California Drought 2014: Global Warming Causing Dry Weather

California Drought 2014: Global Warming To Blame For Dry Weather?

The California drought in 2013 was considered a historically dry year. But is global warming to blame, and will conditions only worsen in 2014?

As previously reported by The Inquisitr, NASA claimed severe Amazon rain forest droughts were due to global warming.

The CA Department of Water Resources quite bluntly blames the California drought on global warming:

“Climate change is having a profound impact on California water resources, as evidenced by changes in snowpack, sea level, and river flows. These changes are expected to continue in the future and more of our precipitation will likely fall as rain instead of snow. This potential change in weather patterns will exacerbate flood risks and add additional challenges for water supply reliability…. Climate change is also expected to result in more variable weather patterns throughout California. More variability can lead to longer and more severe droughts.”

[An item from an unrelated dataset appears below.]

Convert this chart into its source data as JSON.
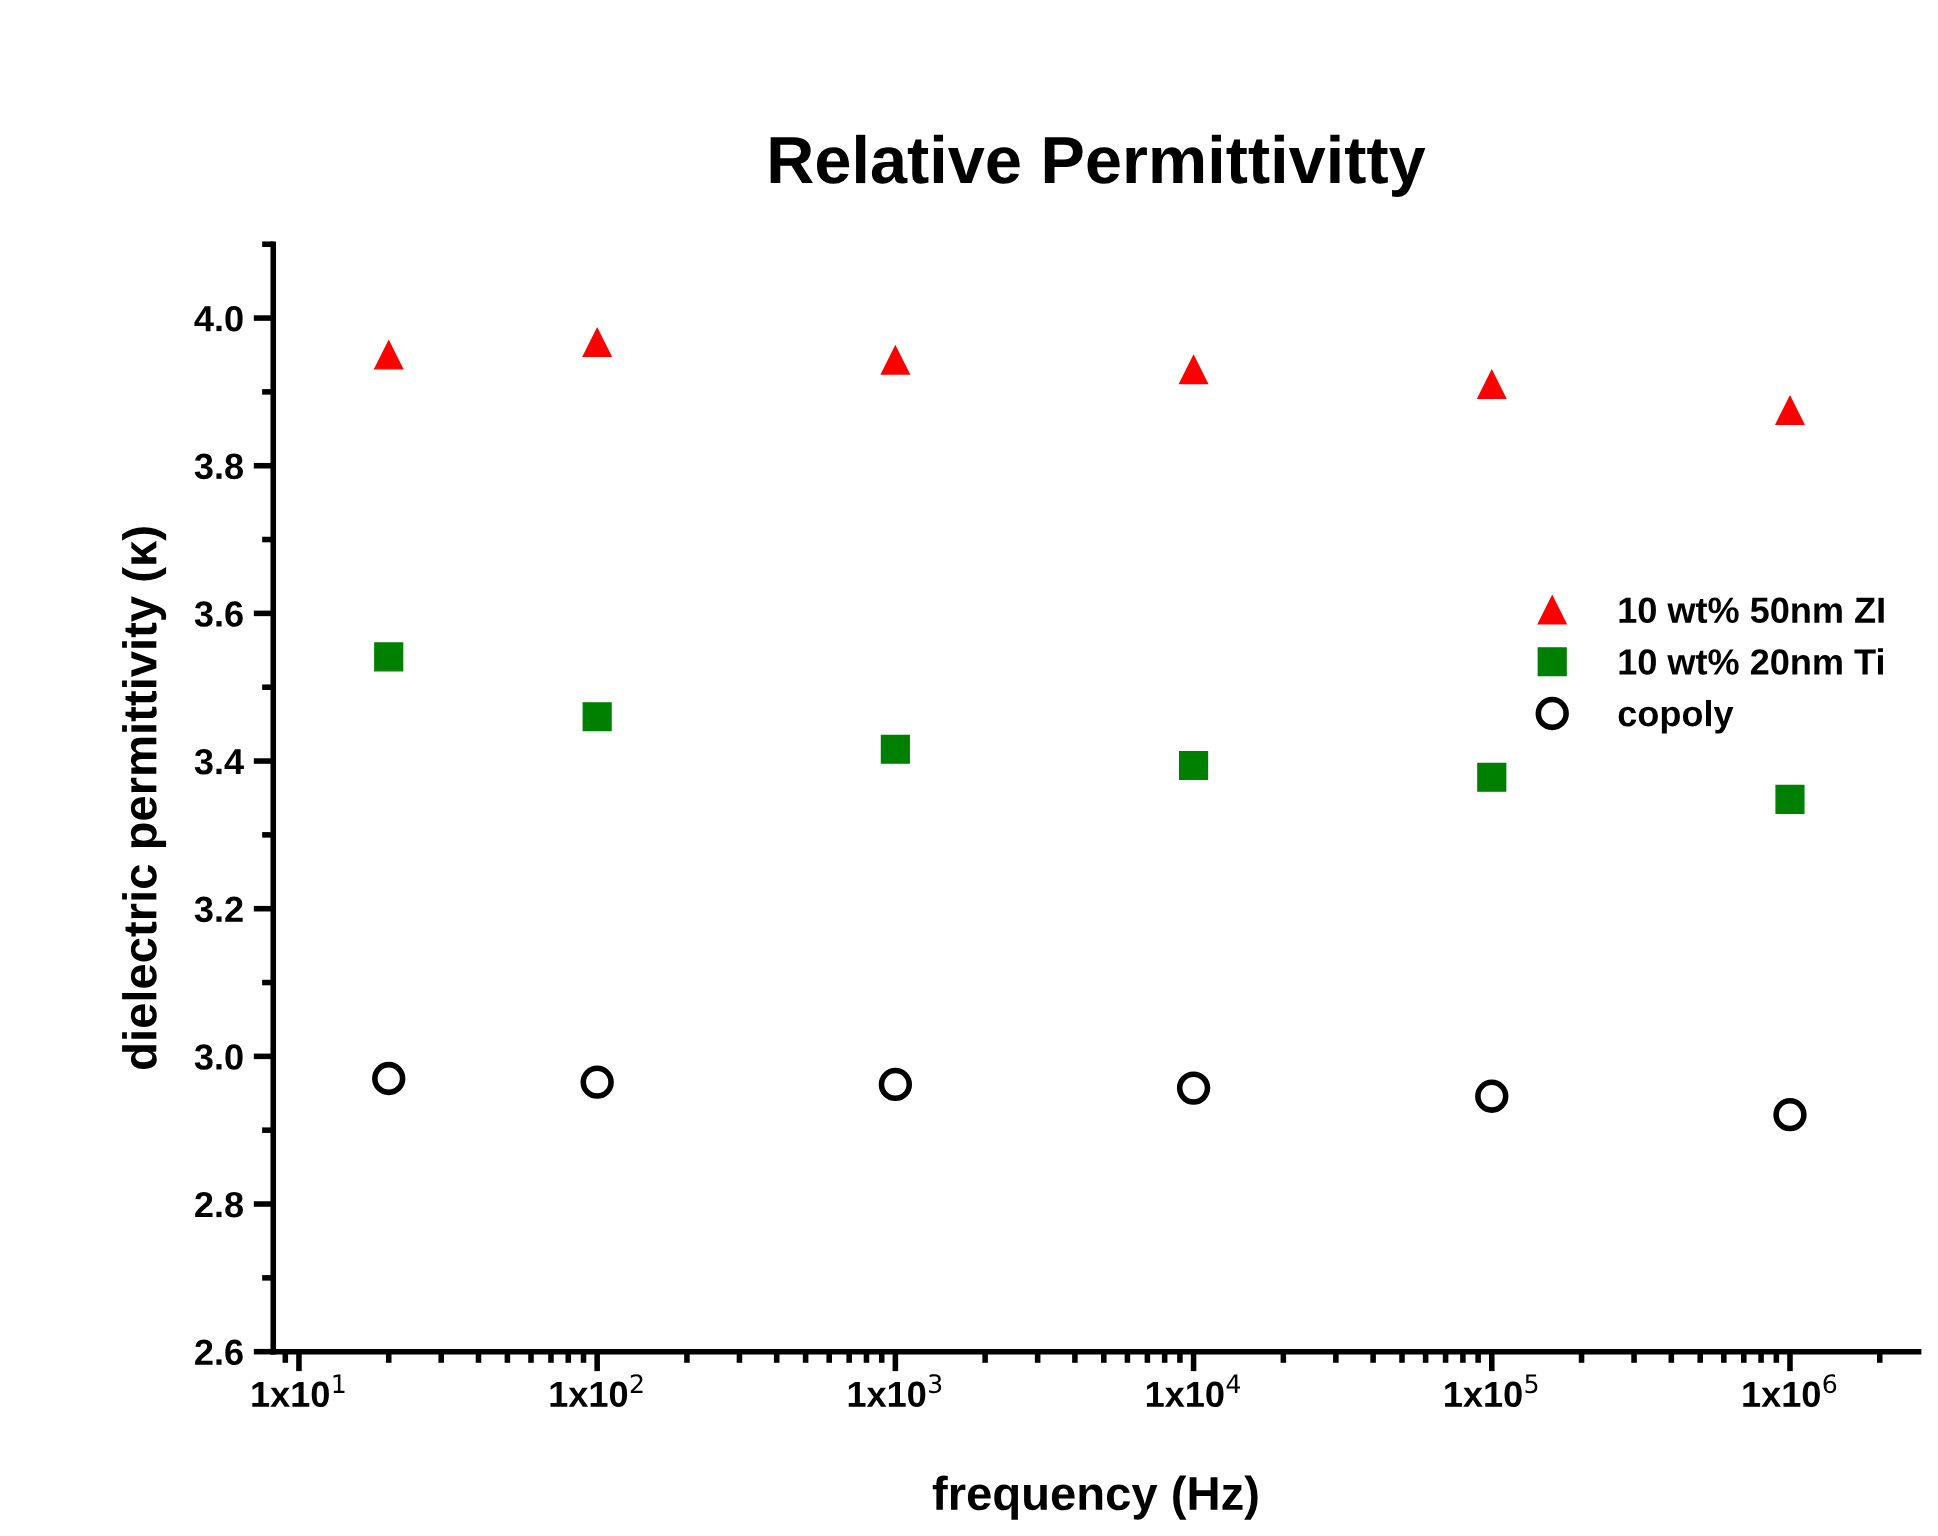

But the science of studying climate change has been highly politicized over the years, and many people don’t agree on what conclusions to make. In fact, in addition to the California drought, the 2012 US drought was studied by meteorologists, and while it was the worst America has seen in 70 years, they’ve concluded global warming had nothing to do with it:

“This is one of those events that comes along once every couple hundreds of years. Climate change was not a significant part, if any, of the event.”

But some scientists disagreed, saying the report didn’t account for a lack of snowfall in the Rockies the previous winter.

In a similar fashion, scientists have submitted differing conclusions when it comes to the global warming controversy. For example, back in 2009, one study claimed the California droughts coincided with the thawing of ice caps in the Arctic:

“If there is a connection to Arctic sea ice then there are big implications for us in California.”

Years later, this observation seems ironic since fairly recent headlines mention global cooling, and how Arctic ice has increased by 29 percent from 2012 to 2013 despite some 2007 reports claiming the Arctic would be ice-free by the summer of 2013. Yet, at the same time, the California drought is at its worse. So, it would seem the scientific evidence has ruled out that particular hypothesis.

In addition, the latest data shows Antarctic sea ice is more than two standard deviations above normal. The rescue of the stranded Antarctica ship was derided as being a case of “global warming alarmists” being wrong since their ship was stuck because of the thickening ice conditions:

“Somewhere far, far to the south where it is summer, a group of global warming scientists are trapped in the Antarctic ice. If you missed the irony of that situation, it is because much of the mainstream media has glossed over that rather inconvenient bit of hilarity.”

Claims of a global warming hoax have spread since the latest UN IPCC report on climate change. Recorded world temperatures have increased at only a quarter of the rate of IPCC claimed when it published its last assessment in 2007.

Computer models also forecast a decline in Antarctic sea ice, but as already mentioned, instead it’s actually grown to a new record high. The 2007 report predicted hurricanes would become more intense due to global warming, but 2013 has been one of the quietest hurricane seasons in history. The United States has been enjoying almost eight years of Category 3 or higher hurricanes not making landfall.

Despite the IPCC making wrong predictions, the short of it is that global warming is theorized on the basis of a global average of temperature readings that are adjusted based upon statistical methods. So it’s very possible for one area of the world to be cooling while another area is warming up. This global average has fluctuated for about 15 years with only a very small discernible upward trend, although many scientists claim this “cooling trend” is short term despite previous predictions based upon climate change models claiming we’d see a gradual upswing as CO2 levels increased worldwide.

So, at this point, you can see why there’s some doubt over what exactly is causing the California drought in 2014. Fracking has always been a political hot potato, so it’s also blamed by some (fracking is also responsible for the United States becoming the largest oil exporter in the world, larger than Saudia Arabia), but in general, climate change is still the favorite target of climatologists. Unfortunately, their 2014 predictions also say it will only get worse:

“But the climatologist said that, along with the effects of global climate change, which will likely make California even drier, we are in the midst of a more conventional 20- to 30-year drought in the West.”

Do you think the California drought in 2014 can be blamed on global warming? Or do you think climate change science still needs some work?